Si pour sa première mise en scène Max Emanuel Cencic ne réussit pas un sans – faute, il parvient toutefois à faire naître l’enchantement tant attendu. Les merveilleux décors – faits de moucharabiehs mobiles aux magiques arabesques – et les costumes luxuriants, de Bruno de Levenère, lui permettent de suggérer un onirisme proche des miniatures persanes qu’il évoque dans le programme. Les superbes lumières de David Debrinay dessinent des fleurs et des calligraphies qui nous enchantent.
Malheureusement, l’abus de videos efface le côté tragique et émotionnel dans la scène de la prison.
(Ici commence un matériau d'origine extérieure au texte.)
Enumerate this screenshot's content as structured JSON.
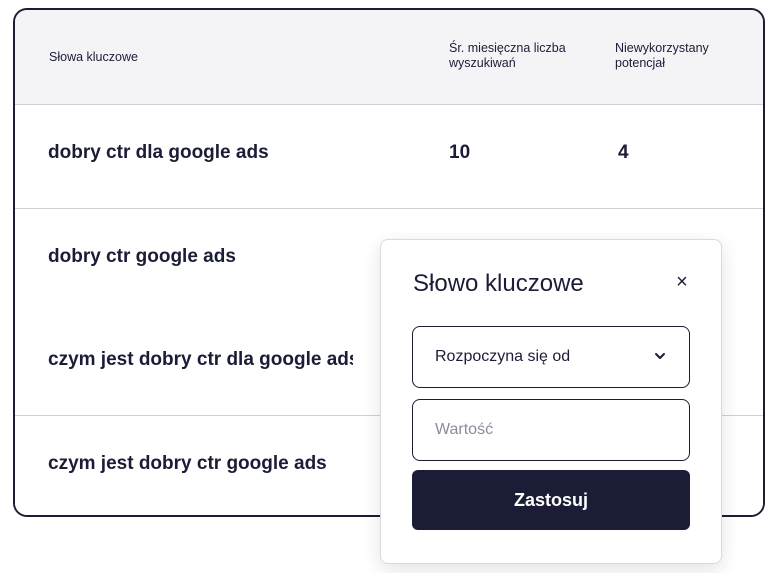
{
  "table": {
    "headers": {
      "keyword": "Słowa kluczowe",
      "volume": "Śr. miesięczna liczba wyszukiwań",
      "potential": "Niewykorzystany potencjał"
    },
    "rows": [
      {
        "keyword": "dobry ctr dla google ads",
        "volume": "10",
        "potential": "4"
      },
      {
        "keyword": "dobry ctr google ads",
        "volume": "",
        "potential": ""
      },
      {
        "keyword": "czym jest dobry ctr dla google ads",
        "volume": "",
        "potential": ""
      },
      {
        "keyword": "czym jest dobry ctr google ads",
        "volume": "",
        "potential": ""
      }
    ]
  },
  "filter": {
    "title": "Słowo kluczowe",
    "close_label": "×",
    "operator_value": "Rozpoczyna się od",
    "value_placeholder": "Wartość",
    "value": "",
    "apply_label": "Zastosuj"
  },
  "colors": {
    "primary": "#1b1d36",
    "header_bg": "#f4f4f6",
    "border": "#cfd0d6"
  }
}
Tout comme le côté sur joué de certaines scènes, accentue plutôt un côté comique assez surprenant ici. On peut également aussi regretter des références à la franc-maçonnerie qui n’ont pas forcément leur place chez Metastase. Mais ce ne sont pas ces quelques détails qui auront gâché notre soirée, d’autant plus que doué de multiples talents, Max Emanuel Cencic a donc réuni autour de lui une magnifique distribution.
Juan Sancho dans le rôle du père rongé par le doute et les remords inavouables, campe un Cosroé tragique. Tandis que Mary-Ellen Nesi est un Medarse versatile et arrogant qui progressivement tout comme son frère d’ailleurs, gagne en maturité. La voix est parfaitement projetée et le plaisir jubilatoire de jouer le rôle du méchant est manifeste. Lauren Snouffer et Roxana Constantinescou, respectivement Arasse, l’ami fidèle de Siroé et Emira, l’amante qui souhaite tant faire porter à Siroé le poids de sa vengeance, sont de magnifiques révélations. La première nous éblouit par la pureté de son timbre et des vocalises cristalines, tandis que le timbre suave et fruité de la seconde nous ensorcelle. Julia Lezhneva fait de sa Loadice, une peste diablement séduisante. Sa virtuosité exceptionnelle dans des vocalises d’une beauté arachnéenne, lui valent une véritable ovation à la fin de son troisième air. Enfin à tout seigneur, tout honneur, le timbre de Max Emanuel Cencic aux graves d’une sensualité troublante, sa technique impeccable et sa présence scénique, font de son Siroé un personnage particulièrement attachant et séduisant.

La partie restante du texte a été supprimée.